Maybe it’s the fact that the games industry is so comparatively young and has exploded so suddenly in the last few decades, to the point where it’s all exciting, untrodden ground. Maybe they have to push these boundaries until they find what the limits are, and that’s when they’ll get pushed back.

Or maybe it’s the fact that an industry based around play is always going to view its audience as childish and immature, easy prey for the good con-artist. We know that many high-ranking executives don’t know anything about games themselves, they make the jump from other industries, mainly packaged and physical goods, and find themselves in positions of power in an artistic movement they have no interest or respect for.

The good, the bad and ugly

Grand Theft Auto V, or as it’s known in the games industry: Ker-ching!

Or maybe it’s just the money. Gaming is now the biggest entertainment industry in the world, GTA V and its absurd success showed how much there is to be made here. Perhaps they just can’t resist, can’t drop the thought of making a little more cash and profit at the expense of this culture. After all, those indie developers can deal with the artistic side of gaming. We’ll just sit here and make box-ticking blockbusters, we’ll be the Michael Bay of gaming. Isn’t that a horrible thought?

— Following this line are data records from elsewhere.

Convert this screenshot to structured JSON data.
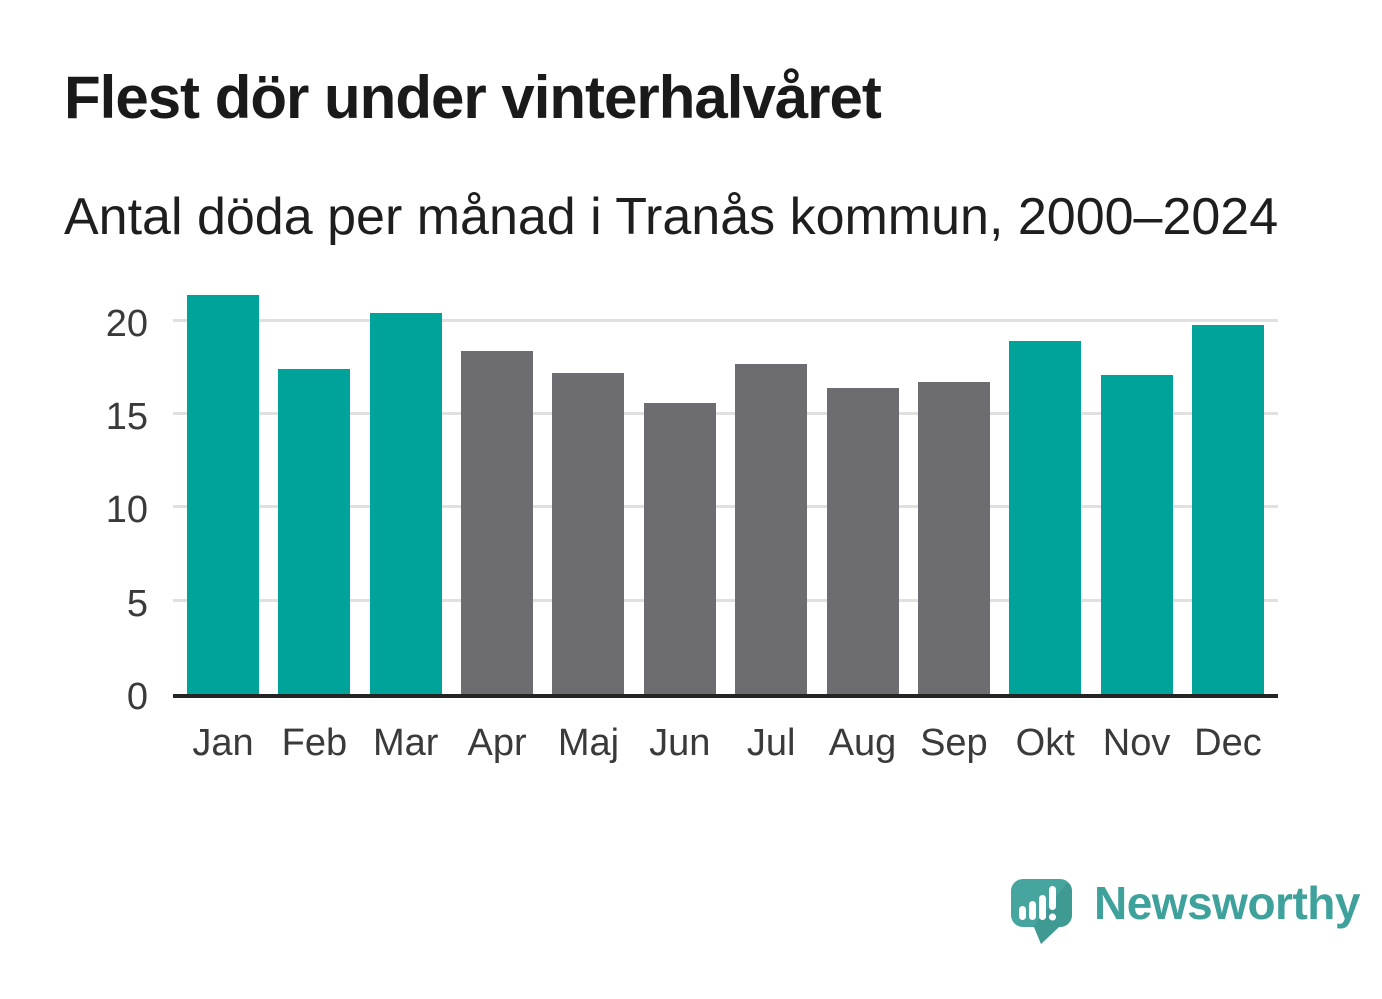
{
  "header": {
    "title": "Flest dör under vinterhalvåret",
    "subtitle": "Antal döda per månad i Tranås kommun, 2000–2024"
  },
  "chart_data": {
    "type": "bar",
    "title": "Flest dör under vinterhalvåret",
    "subtitle": "Antal döda per månad i Tranås kommun, 2000–2024",
    "categories": [
      "Jan",
      "Feb",
      "Mar",
      "Apr",
      "Maj",
      "Jun",
      "Jul",
      "Aug",
      "Sep",
      "Okt",
      "Nov",
      "Dec"
    ],
    "values": [
      21.4,
      17.4,
      20.4,
      18.4,
      17.2,
      15.6,
      17.7,
      16.4,
      16.7,
      18.9,
      17.1,
      19.8
    ],
    "color_keys": [
      "winter",
      "winter",
      "winter",
      "summer",
      "summer",
      "summer",
      "summer",
      "summer",
      "summer",
      "winter",
      "winter",
      "winter"
    ],
    "palette": {
      "winter": "#00a39a",
      "summer": "#6d6c71"
    },
    "xlabel": "",
    "ylabel": "",
    "yticks": [
      0,
      5,
      10,
      15,
      20
    ],
    "ylim": [
      0,
      21.6
    ],
    "grid": true,
    "legend": false
  },
  "branding": {
    "logo_text": "Newsworthy",
    "logo_color": "#3fa19b",
    "logo_icon": "newsworthy-speech-bubble-bar-chart-icon",
    "logo_icon_shadow": "#38918b"
  },
  "colors": {
    "background": "#ffffff",
    "title_text": "#1a1a1a",
    "subtitle_text": "#1e1e1e",
    "axis_line": "#252525",
    "gridline": "#e0e0e0",
    "tick_label": "#3a3a3a"
  }
}
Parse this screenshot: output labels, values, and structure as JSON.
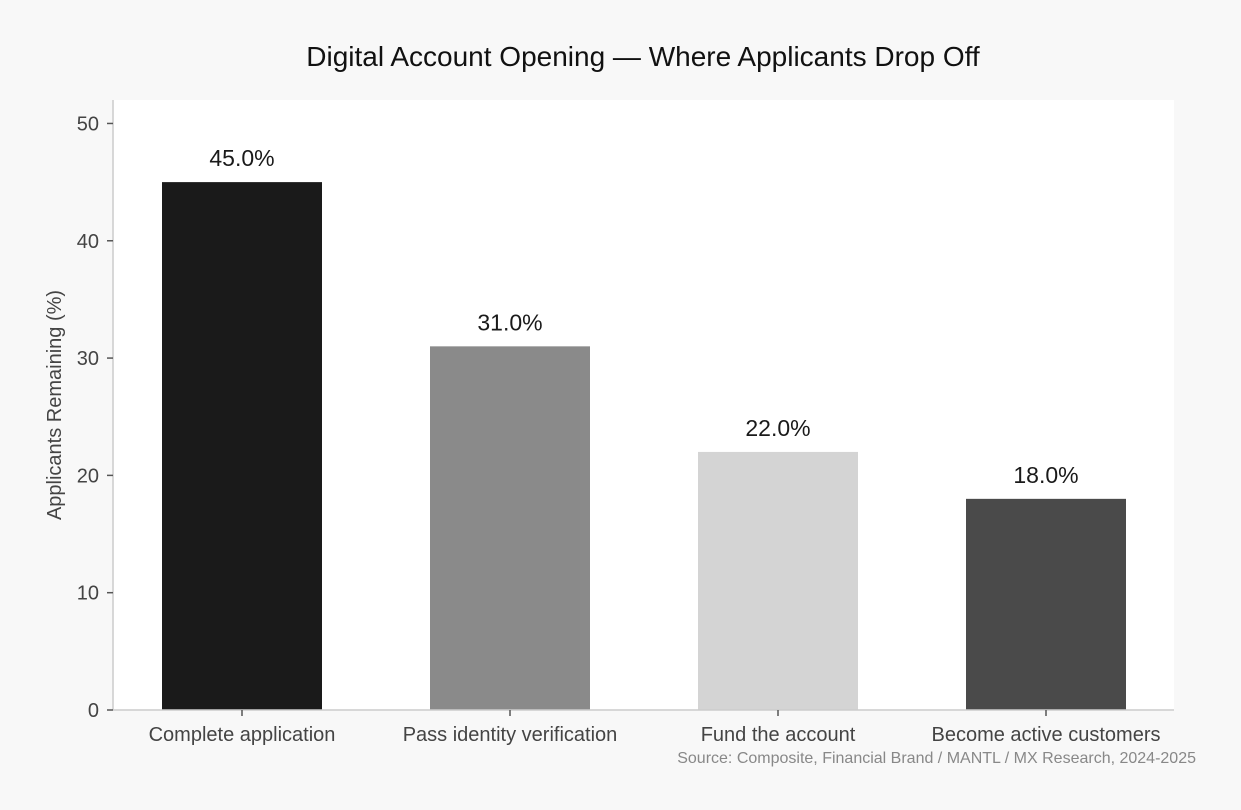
{
  "chart_data": {
    "type": "bar",
    "title": "Digital Account Opening — Where Applicants Drop Off",
    "xlabel": "",
    "ylabel": "Applicants Remaining (%)",
    "categories": [
      "Complete application",
      "Pass identity verification",
      "Fund the account",
      "Become active customers"
    ],
    "values": [
      45.0,
      31.0,
      22.0,
      18.0
    ],
    "value_labels": [
      "45.0%",
      "31.0%",
      "22.0%",
      "18.0%"
    ],
    "bar_colors": [
      "#1a1a1a",
      "#8a8a8a",
      "#d4d4d4",
      "#4a4a4a"
    ],
    "ylim": [
      0,
      52
    ],
    "yticks": [
      0,
      10,
      20,
      30,
      40,
      50
    ],
    "ytick_labels": [
      "0",
      "10",
      "20",
      "30",
      "40",
      "50"
    ],
    "grid": false,
    "legend": "none",
    "source": "Source: Composite, Financial Brand / MANTL / MX Research, 2024-2025"
  }
}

It almost doesn’t matter what the cause is, because we know the cure. A combination of tenacity, self-discipline, and self-righteous anger. The first two suck, I know, but the third one is pretty fun. And we’re going to need all three, because we have to start telling these companies when they’ve gone too far. We have to refuse to buy products that treat us like idiots, rather than just putting up with it. If enough people dig their heels in and refuse to budge, it WILL work. If EA, Activision and Ubisoft start losing money, they’ll listen to what we have to say. They won’t have a choice.

It won’t even be that hard. If two major releases from a publisher flop badly enough, I think they’ll sit up and take notice. They’ll put an ear to the public, and the public message will be this: stop treating us like arseholes.

It’s not much to ask of them. I think it’s about time we took our dignity back.